The Christian Science Monitor explores the issue of whether something produced entirely by aggregation should become secret and whether the Washington Post, by bringing together disparate pieces in a story detailing the top secret world of America, may have produced in its survey a review that is more than the sum of the parts. The Monitor writes:
The Post’s two-year investigation into the nation’s massive post-9/11 security buildup was constructed almost entirely from public records, according to the paper. But in a larger sense the project may have produced an overall picture that the US government would consider classified, had it produced such a report itself.
In recent years the US has consistently pushed a “mosaic theory” of intelligence gathering. This holds that individually harmless pieces of information, when combined with other pieces, can produce a composite picture that reveals national security vulnerabilities.
“Under the mosaic theory, even if the individual pieces are part of the public domain, a particular aggregation of data, or method by which the data was compiled, could in fact be classified,” says Stephen Vladeck, a professor and expert in national security law at American University’s Washington College of Law.
It is certainly true that any intelligent aggregation and synthesis of disparate data is valuable. The process is often referred to as extracting information out of data. Combining the pixels to form a picture. Connecting the dots. It is a very familiar process. Dots by themselves have little intrinsic value. It is how they are connected that give them most of their value. The Defense Security Service recently sent out a bulletin to the dots alerting them to the Washington Post article.
Early next week, we expect the Washington Post to publish articles and an interactive website that will likely identify government agencies and contractors allegedly conducting Top Secret work. The website is expected to enable users to see the relationships between the federal government and its contractors, describe the type of work the contractors perform, and may identify many government and contractor facility locations. …
We recognize that this information can be put to legitimate use. However, without a doubt, foreign intelligence services, terrorist organizations, and criminal elements will also have interest in this kind of information. It is important that companies continually review their overall security posture to ensure that it meets required standards. We recommend that companies affected by this publication and website assess, and take steps to mitigate, risk to their workforce, facility and operations. These steps should include reinforcement of security and counterintelligence (CI) protections, and a dedicated effort to enhance workforce awareness of threats.
But does heightened awareness among the dots offset the disadvantage of being placed on a map?

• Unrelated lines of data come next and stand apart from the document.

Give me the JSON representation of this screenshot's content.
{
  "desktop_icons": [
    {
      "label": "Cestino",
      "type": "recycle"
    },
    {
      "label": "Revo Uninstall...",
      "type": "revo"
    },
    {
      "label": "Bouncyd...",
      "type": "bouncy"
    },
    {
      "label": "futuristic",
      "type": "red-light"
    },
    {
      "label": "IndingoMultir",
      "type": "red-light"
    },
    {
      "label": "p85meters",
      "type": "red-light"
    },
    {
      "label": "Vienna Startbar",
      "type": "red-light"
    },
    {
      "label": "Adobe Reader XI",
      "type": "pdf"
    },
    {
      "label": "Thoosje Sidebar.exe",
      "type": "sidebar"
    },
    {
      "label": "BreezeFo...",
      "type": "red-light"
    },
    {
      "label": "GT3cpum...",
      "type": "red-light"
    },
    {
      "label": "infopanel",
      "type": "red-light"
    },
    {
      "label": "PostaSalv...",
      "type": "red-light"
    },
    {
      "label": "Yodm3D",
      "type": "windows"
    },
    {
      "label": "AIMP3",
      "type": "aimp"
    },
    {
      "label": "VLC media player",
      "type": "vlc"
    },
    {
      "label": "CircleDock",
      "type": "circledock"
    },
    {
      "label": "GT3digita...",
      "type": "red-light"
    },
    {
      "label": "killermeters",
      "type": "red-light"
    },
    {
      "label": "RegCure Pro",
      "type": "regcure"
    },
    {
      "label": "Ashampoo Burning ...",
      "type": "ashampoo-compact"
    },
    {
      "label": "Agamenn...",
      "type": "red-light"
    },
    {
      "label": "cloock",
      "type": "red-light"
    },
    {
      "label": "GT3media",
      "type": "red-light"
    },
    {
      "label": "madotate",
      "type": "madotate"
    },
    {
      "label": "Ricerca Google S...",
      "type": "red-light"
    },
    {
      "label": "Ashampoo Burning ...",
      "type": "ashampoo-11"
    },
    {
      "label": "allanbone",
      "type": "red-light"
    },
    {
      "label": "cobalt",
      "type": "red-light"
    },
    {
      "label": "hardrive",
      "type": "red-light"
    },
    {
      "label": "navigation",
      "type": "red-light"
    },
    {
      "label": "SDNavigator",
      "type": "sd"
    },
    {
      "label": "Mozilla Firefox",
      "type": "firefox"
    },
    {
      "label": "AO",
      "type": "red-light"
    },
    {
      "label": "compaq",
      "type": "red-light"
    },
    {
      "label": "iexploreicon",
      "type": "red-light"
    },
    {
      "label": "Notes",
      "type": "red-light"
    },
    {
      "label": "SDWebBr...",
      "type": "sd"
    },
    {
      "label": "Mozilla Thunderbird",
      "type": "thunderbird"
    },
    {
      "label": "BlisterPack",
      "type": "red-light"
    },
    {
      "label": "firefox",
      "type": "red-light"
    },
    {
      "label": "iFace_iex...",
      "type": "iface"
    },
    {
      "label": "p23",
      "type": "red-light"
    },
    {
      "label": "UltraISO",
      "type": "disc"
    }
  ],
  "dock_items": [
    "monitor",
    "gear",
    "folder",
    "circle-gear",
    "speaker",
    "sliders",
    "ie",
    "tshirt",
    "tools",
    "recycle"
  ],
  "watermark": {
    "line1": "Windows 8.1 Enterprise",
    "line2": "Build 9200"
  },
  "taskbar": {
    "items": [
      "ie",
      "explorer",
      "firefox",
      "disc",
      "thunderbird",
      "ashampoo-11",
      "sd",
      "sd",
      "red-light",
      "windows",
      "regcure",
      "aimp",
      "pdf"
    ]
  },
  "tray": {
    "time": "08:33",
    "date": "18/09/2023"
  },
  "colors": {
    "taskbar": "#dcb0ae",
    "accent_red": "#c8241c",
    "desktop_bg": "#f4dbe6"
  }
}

Questions over the the dangers posed by the sheer availability of data have been raised in connection with Google’s tireless mapping of darned near everything. Google has been snapping up information on the apparent premise that its sheer acquisition sets off a process analogous to creating a critical mass of fissile material. Put enough ordinary stuff together and suddenly the particles they share among each other creates a chain reaction that goes boom. The potential of aggregating and indexing information may be as unknown as the effects of the first Atomic Bomb. Before the Trinity Test was conducted “a betting pool was also started by scientists at Los Alamos on the possible yield… ” because no one really knew what it would do.
Yields from 45,000 tons of TNT to zero were selected by the various bettors. The Nobel Prize-winning (1938) physicist Enrico Fermi was willing to bet anyone that the test would wipe out all life on Earth, with special odds on the mere destruction of the entire State of New Mexico!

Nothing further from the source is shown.